LISBON FALLS — It started with a handful of food: a simple gesture by a young dog-lover a long way from her Maine home.
It was a way for the college junior studying in Mexico to fill the void of leaving behind her own dog to travel to a foreign land for a semester.
But what started as nothing more than the handfuls of food fed to stray dogs on her way to and from class in Oaxaca, Mexico, grew into passion for Sierra Guay. And for the one dog she thought she'd never really reach, it became a life-changing journey from Mexico to Maine via car rides, a border crossing and a plane ride into Portland Jetport on Monday.
"I saw Nallel (pronounced N-eye-L) and she would sleep in the same area every night," said Guay, 21, of Lisbon Falls. "The first time I fed her, I had to just put the food down and walk away. I continued to feed her. I was walking to class one day and felt something on my heel. She was following me to class."
Hailing from a large family of dog-lovers and rescuers — her mother, Julie, has seven dogs of her own — Guay, a University of Vermont student, naturally recognized a problem and sprang into action. She was shocked and saddened by the number of stray dogs roaming the streets of the Mexican city with a population of 20,000. She then researched the issue for her semester project.
Soon Guay discovered she wasn't alone in her attempts to care for the stray dogs during her months in Mexico. An entire network of people struggle daily to feed, spay and neuter, rescue and find homes for as many of the street dogs as possible. Along her own journey, Guay discovered regular folks, like herself, who did everything from feeding the dogs to trapping them and paying for them to get their shots and get fixed. She met veterinarians and rescue workers who made it their life-mission to get the dogs off the streets and into homes — even homes across the border in the United States.
During this time, Guay fell in love with the small, street-smart dog who kept following her to class and decided on a mission of her own back in January. Nallel — whose name means "I love you" in Zapotec, an indigenous language spoken in rural Mexico — was coming home with her to Maine. Period.
Months later, the small, mixed-breed mutt followed Guay 3,400 miles to her home in Maine.
"It was very surreal. It's been so seemingly impossible to get her here," Guay said. "But with the help of so many selfless people, she finally got here."
Often fearful the journey might not happen as she encountered hurdle after hurdle trying to arrange transporting Nallel to the United States, Guay said she almost gave up.

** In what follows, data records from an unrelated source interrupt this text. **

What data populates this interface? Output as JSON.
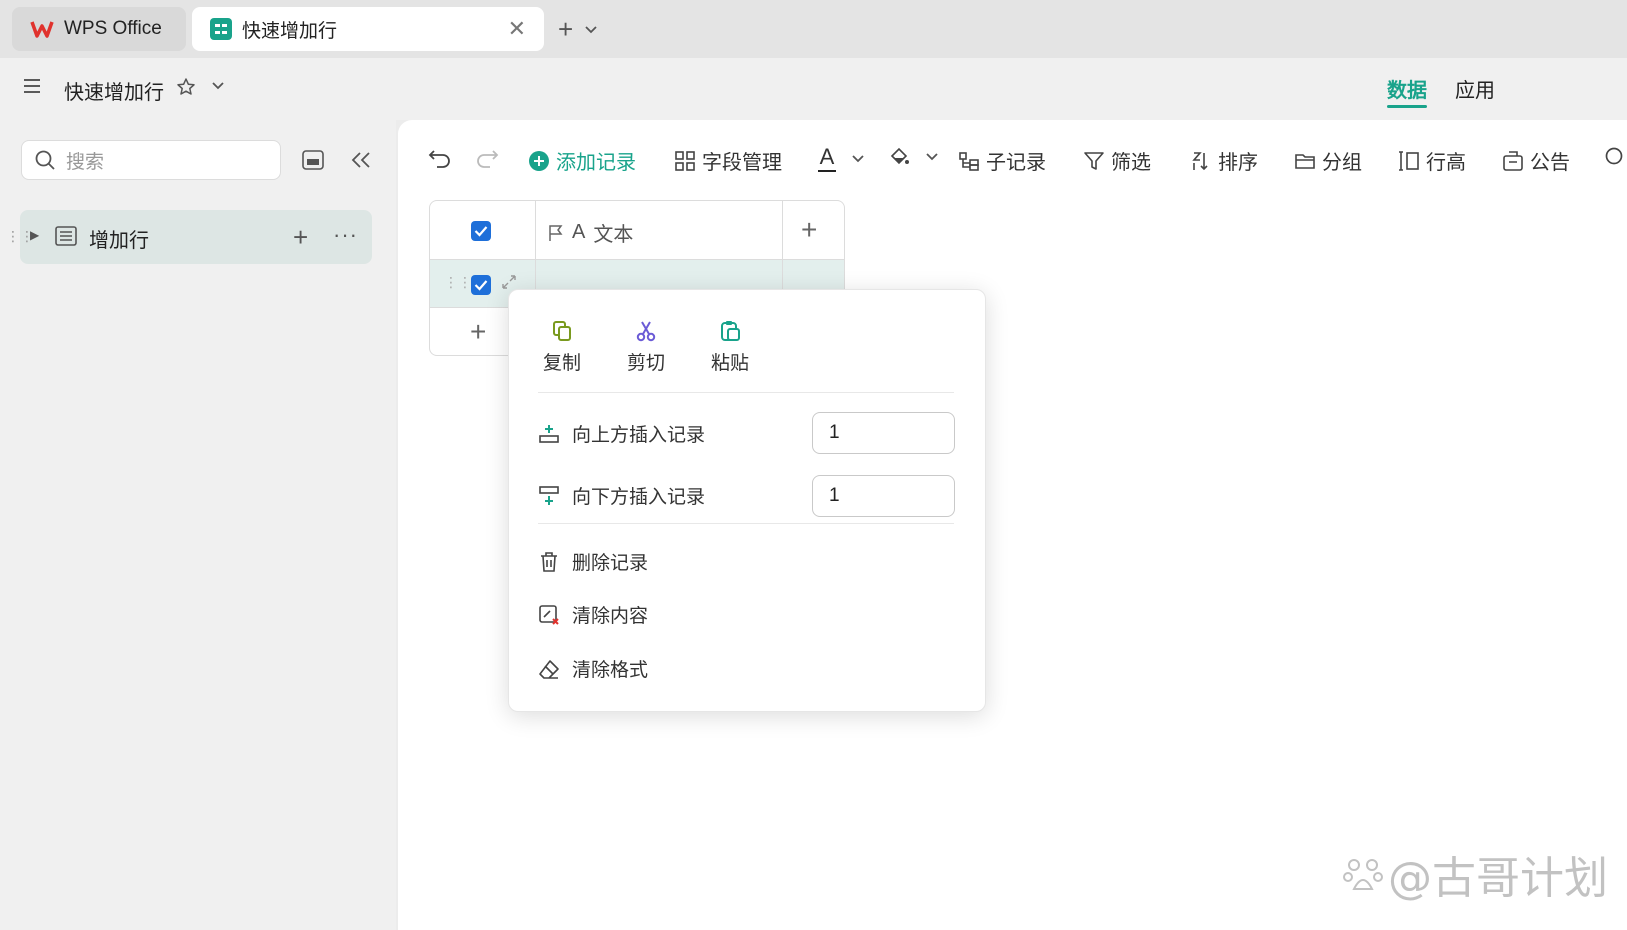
{
  "tabs": {
    "wps_label": "WPS Office",
    "doc_label": "快速增加行"
  },
  "header": {
    "title": "快速增加行",
    "right_tabs": [
      "数据",
      "应用"
    ]
  },
  "sidebar": {
    "search_placeholder": "搜索",
    "items": [
      {
        "label": "增加行"
      }
    ]
  },
  "toolbar": {
    "add_record": "添加记录",
    "field_manage": "字段管理",
    "font_glyph": "A",
    "sub_record": "子记录",
    "filter": "筛选",
    "sort": "排序",
    "group": "分组",
    "row_height": "行高",
    "notice": "公告"
  },
  "grid": {
    "columns": [
      {
        "label": "文本",
        "type_glyph": "A"
      }
    ]
  },
  "context_menu": {
    "quick_actions": [
      {
        "label": "复制",
        "icon": "copy-icon",
        "color": "#7a9a1f"
      },
      {
        "label": "剪切",
        "icon": "scissors-icon",
        "color": "#6b5bd6"
      },
      {
        "label": "粘贴",
        "icon": "paste-icon",
        "color": "#19a38b"
      }
    ],
    "insert_above": {
      "label": "向上方插入记录",
      "value": "1"
    },
    "insert_below": {
      "label": "向下方插入记录",
      "value": "1"
    },
    "delete": "删除记录",
    "clear_content": "清除内容",
    "clear_format": "清除格式"
  },
  "watermark": "@古哥计划",
  "colors": {
    "accent": "#19a38b",
    "checkbox": "#1e6fd9",
    "selected_row": "#e3efed"
  }
}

That's when a mother's touch came into play from thousands of miles away.
"When they told me there was a woman in Texas who wanted to adopt her, I was like 'Whoa! If that dog can get to Texas, then we can get her to Maine," Julie Guay said.
Thus began the long exchange of emails, phone calls and arranged pick-ups and drop-offs between Mexican cities that led Nallel from Oaxaca, Mexico, to San Miguel, Mexico, to Guay's niece in San Antonio, Texas, to Maine. Julie Guay said the confusion and headache was definitely worth it in the end — especially when she saw Nallel emerge from her kennel and into her daughter's arms at the airport.

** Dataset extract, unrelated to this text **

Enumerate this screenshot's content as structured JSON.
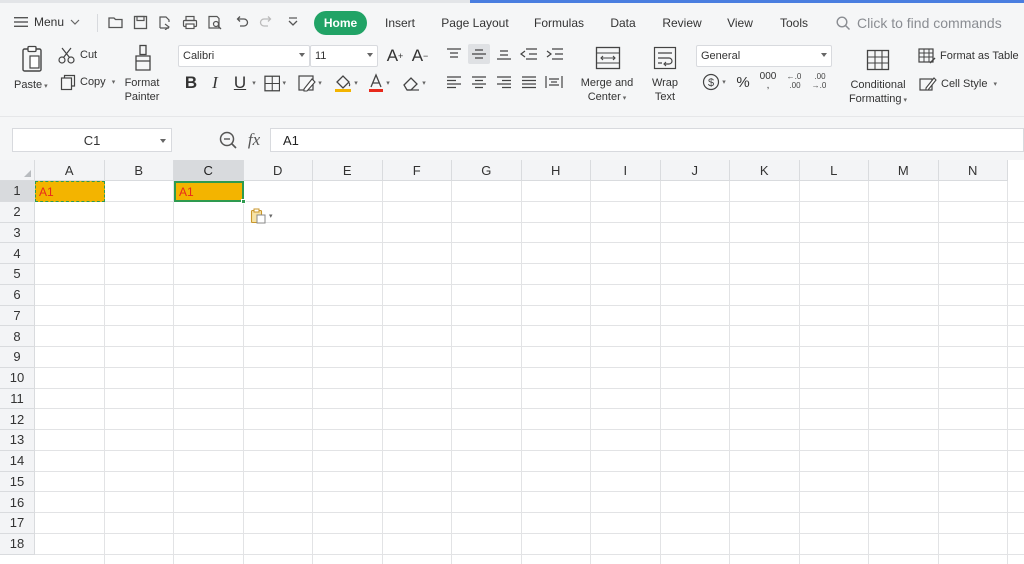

In the end, Sierra Guay said that people along the way were extremely generous in helping her bring her dog home — from the Good Samaritan who helped cover vet bills in Mexico to the staff at Maegan House Rescue in Oaxaca who helped arrange the journey to her cousin in Texas who picked up Nallel and got her on the plane bound for Maine. Throughout it all, the biggest expense was the plane ticket home.
"Until we saw her in Portland, I still wasn't positive she was going to get here," Julie Guay said Monday night, looking on as Nallel explored her new home while keeping a close watch over her daughter. "If you can rescue one, then that's one more life that can be saved. I know that doesn't mean much to some people, but it means the world to me."